三帝同盟
三帝同盟は、19世紀後半のヨーロッパ国際関係において重要な位置を占めた同盟であり、プロイセン主導で成立したドイツ帝国、ロシア皇帝を頂くロシア帝国、そしてハプスブルク家が支配するオーストリア=ハンガリー帝国の三つの皇帝を結びつけた体制である。保守的な君主国同士が革命運動を抑圧しつつ、ヨーロッパの勢力均衡を維持することを目的としており、ドイツ宰相ビスマルクの巧みな外交政策の一環として位置づけられる。
成立の背景
三帝同盟が構想された背景には、普仏戦争後に成立したドイツ帝国を国際的に安定させ、孤立したフランスの復讐戦を防ごうとするビスマルク外交の構想があった。ビスマルクは、フランスを包囲しつつもドイツ自身は「飽和した国家」として領土拡張を控え、列強間の対立を調停しながら勢力均衡を維持しようとした。そのためには、東方で利害が衝突しやすいロシアとオーストリア=ハンガリー帝国を同時にドイツと結びつけ、相互の対立を同盟内部に囲い込む体制が必要とされたのである。
締結と内容
三帝同盟は、1873年にドイツ皇帝、ロシア皇帝、オーストリア皇帝の間で合意された協定に始まる。この同盟は、厳密な軍事同盟というよりも、三皇帝間の友好と協調、ヨーロッパ秩序の現状維持、社会主義や民族運動など革命的動揺の抑圧をうたう保守的協定であった。とくに、バルカン問題などで意見が分かれた場合でも、まず三国間で協議を行い、単独行動を避けることが重視された。のちに1881年には改めて条約として再構成され、一定期間、東欧とバルカン半島の安定に寄与したと評価される。
- 加盟国はドイツ、ロシア、オーストリアの三皇帝国であり、三帝同盟の名の由来となった。
- 内容は主として相互協議と友好維持であり、露骨な攻守同盟ではなく調整的性格を持った。

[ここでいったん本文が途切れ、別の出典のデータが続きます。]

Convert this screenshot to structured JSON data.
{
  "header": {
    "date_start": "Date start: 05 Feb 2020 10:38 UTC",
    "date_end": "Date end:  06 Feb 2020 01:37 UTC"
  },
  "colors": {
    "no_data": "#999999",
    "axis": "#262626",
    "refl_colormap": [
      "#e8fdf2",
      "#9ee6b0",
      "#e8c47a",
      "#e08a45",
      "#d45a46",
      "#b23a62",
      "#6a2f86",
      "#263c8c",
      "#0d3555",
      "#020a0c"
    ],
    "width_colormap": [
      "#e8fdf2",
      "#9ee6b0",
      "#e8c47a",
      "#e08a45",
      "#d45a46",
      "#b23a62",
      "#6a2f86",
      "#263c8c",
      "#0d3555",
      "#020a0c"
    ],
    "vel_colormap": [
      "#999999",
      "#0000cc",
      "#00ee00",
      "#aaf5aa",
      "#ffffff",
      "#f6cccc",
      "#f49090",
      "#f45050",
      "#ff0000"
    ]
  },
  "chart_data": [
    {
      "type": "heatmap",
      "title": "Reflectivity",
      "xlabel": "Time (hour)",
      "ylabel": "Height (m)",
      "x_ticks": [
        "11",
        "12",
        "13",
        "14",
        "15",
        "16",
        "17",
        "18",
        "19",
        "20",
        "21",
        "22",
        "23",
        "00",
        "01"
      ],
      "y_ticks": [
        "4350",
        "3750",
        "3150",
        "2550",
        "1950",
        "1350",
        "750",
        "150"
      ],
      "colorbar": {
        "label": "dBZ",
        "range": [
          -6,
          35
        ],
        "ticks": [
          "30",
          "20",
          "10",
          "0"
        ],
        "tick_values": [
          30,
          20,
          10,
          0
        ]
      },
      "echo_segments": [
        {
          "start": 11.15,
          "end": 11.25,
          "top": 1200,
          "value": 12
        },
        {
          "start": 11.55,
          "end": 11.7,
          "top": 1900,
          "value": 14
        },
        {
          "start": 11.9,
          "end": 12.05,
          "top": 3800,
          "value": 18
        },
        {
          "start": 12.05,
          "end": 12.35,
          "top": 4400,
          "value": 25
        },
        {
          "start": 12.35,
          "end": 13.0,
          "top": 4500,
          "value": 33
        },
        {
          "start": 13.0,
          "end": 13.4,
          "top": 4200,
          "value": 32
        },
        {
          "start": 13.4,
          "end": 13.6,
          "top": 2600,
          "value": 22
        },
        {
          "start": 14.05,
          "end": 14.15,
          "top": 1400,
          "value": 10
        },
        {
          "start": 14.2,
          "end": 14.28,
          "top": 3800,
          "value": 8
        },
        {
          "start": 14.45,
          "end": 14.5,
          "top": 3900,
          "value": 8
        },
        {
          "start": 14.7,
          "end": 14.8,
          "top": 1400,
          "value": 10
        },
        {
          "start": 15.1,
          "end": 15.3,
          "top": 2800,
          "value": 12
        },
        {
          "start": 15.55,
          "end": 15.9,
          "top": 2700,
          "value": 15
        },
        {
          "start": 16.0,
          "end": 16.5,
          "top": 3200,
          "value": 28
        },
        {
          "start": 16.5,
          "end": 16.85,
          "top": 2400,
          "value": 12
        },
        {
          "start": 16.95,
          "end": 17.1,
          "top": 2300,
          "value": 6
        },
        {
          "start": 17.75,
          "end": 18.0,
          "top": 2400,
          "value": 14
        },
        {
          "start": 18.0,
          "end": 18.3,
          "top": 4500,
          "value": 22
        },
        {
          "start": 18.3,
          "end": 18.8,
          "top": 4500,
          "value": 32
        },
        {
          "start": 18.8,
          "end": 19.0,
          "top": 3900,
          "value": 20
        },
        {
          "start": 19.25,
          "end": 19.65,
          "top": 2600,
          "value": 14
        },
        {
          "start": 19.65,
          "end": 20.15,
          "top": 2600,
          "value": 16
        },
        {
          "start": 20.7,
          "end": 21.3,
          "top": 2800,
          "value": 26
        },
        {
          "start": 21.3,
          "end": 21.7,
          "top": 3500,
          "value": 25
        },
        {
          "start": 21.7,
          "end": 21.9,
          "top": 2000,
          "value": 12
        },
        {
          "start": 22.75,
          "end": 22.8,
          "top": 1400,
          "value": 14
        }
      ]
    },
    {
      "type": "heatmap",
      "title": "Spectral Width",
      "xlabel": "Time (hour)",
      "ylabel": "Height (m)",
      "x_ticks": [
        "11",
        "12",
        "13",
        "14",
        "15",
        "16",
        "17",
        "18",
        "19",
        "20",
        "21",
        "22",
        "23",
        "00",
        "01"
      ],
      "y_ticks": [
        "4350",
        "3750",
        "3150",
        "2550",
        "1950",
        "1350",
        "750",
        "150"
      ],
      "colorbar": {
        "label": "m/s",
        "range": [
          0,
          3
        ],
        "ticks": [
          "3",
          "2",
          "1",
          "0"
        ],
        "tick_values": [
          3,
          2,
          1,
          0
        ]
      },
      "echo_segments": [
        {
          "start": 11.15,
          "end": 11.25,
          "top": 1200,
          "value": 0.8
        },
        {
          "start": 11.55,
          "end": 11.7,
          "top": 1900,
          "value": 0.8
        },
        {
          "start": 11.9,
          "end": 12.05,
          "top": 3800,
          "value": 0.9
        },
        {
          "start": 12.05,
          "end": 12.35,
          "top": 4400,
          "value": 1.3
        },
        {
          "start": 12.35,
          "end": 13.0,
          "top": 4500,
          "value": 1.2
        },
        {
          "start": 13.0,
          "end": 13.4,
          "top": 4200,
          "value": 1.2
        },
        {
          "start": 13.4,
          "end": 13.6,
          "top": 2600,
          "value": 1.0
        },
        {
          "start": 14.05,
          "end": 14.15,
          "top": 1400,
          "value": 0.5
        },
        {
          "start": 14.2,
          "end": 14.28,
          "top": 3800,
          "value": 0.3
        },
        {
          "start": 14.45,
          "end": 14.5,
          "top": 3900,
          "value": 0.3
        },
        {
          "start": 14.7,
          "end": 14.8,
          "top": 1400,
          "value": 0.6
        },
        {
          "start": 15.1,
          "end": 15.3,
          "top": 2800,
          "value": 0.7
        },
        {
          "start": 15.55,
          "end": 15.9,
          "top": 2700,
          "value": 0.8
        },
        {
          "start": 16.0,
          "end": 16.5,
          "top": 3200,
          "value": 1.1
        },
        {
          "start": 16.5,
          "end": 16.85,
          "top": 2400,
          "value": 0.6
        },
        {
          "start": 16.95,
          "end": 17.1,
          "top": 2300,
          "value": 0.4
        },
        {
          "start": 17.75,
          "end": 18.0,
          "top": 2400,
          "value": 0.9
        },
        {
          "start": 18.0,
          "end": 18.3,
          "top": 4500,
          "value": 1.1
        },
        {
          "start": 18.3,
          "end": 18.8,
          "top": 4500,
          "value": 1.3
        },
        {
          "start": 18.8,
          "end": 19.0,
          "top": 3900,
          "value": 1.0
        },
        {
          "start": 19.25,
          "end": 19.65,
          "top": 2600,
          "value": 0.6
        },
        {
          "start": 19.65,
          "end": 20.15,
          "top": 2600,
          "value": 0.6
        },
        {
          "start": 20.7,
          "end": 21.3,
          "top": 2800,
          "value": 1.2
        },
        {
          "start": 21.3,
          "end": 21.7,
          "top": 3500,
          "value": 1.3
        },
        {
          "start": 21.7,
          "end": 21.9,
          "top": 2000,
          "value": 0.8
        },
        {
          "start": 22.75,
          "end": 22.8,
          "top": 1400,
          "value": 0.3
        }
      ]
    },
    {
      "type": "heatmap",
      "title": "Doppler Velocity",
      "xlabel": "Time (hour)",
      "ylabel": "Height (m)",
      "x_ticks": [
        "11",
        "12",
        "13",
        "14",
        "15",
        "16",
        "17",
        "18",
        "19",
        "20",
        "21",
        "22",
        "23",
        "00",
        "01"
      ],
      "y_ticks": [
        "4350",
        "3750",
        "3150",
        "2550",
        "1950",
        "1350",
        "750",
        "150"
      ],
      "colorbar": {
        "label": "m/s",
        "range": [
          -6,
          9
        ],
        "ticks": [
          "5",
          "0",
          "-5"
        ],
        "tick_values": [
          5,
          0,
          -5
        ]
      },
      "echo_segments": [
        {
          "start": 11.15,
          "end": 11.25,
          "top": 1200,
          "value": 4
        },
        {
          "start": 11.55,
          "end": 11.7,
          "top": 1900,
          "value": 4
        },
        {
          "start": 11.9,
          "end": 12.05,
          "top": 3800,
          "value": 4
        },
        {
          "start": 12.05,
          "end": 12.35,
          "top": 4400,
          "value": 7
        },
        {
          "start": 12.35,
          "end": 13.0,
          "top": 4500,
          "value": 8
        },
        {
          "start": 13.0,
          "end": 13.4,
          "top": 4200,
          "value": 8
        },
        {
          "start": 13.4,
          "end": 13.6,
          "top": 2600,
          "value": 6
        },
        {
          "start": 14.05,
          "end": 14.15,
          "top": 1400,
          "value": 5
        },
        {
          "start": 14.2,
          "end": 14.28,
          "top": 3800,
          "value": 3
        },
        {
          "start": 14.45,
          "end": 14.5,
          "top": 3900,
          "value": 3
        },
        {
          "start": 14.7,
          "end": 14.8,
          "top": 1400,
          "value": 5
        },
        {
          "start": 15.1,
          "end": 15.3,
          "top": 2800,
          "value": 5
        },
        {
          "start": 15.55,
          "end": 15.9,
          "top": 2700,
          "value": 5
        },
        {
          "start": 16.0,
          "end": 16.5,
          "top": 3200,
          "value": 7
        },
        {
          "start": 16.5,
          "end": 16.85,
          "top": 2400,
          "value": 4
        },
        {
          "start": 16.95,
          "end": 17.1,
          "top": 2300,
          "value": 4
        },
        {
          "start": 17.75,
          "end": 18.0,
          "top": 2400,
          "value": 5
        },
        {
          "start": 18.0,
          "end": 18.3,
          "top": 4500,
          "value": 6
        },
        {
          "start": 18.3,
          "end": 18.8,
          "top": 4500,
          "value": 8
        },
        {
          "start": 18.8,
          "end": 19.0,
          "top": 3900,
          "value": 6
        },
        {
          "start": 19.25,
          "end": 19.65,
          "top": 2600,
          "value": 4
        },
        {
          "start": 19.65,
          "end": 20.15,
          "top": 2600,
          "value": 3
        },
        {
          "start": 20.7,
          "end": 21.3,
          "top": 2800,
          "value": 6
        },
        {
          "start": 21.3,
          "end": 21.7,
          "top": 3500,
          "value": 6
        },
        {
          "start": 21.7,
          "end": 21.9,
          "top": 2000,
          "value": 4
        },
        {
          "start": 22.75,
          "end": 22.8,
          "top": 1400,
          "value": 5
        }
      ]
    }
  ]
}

- 革命運動や急進的民族運動に対する共同歩調がうたわれ、保守的秩序の維持が強調された。
バルカン問題と同盟の動揺
三帝同盟は、ヨーロッパ全体の安定を標榜しながらも、バルカンをめぐる利害衝突によって次第に動揺した。とくに1870年代後半の露土戦争とそれに続く1878年のベルリン会議では、ロシアがスラヴ系諸民族への影響力拡大をはかる一方、オーストリアは自国の安全保障の観点からバルカンへの進出を望み、両国の対立が先鋭化した。ビスマルクは「誠実な仲裁者」を自任して両国間の調停に努めたが、ロシアはオーストリア寄りと受け取れる決定に不満を募らせ、三国協調は次第に信頼を失っていった。
崩壊とその後の再編
三帝同盟は、1880年代に入るとバルカン危機の再燃とともに事実上機能不全に陥り、1887年には更新されずに崩壊へと向かった。その後ビスマルクは、オーストリアとイタリアを結ぶ三国同盟を軸に安全保障を固めつつ、ロシアとの関係を維持するため再保険条約を結ぶなど、柔軟なビスマルク体制の再編を試みた。にもかかわらず、三帝同盟崩壊後の東欧とバルカンの不安定化は、長期的には列強間のブロック化と緊張の高まりを促し、のちの第一次世界大戦へとつながる国際環境の形成に影響を与えたと考えられている。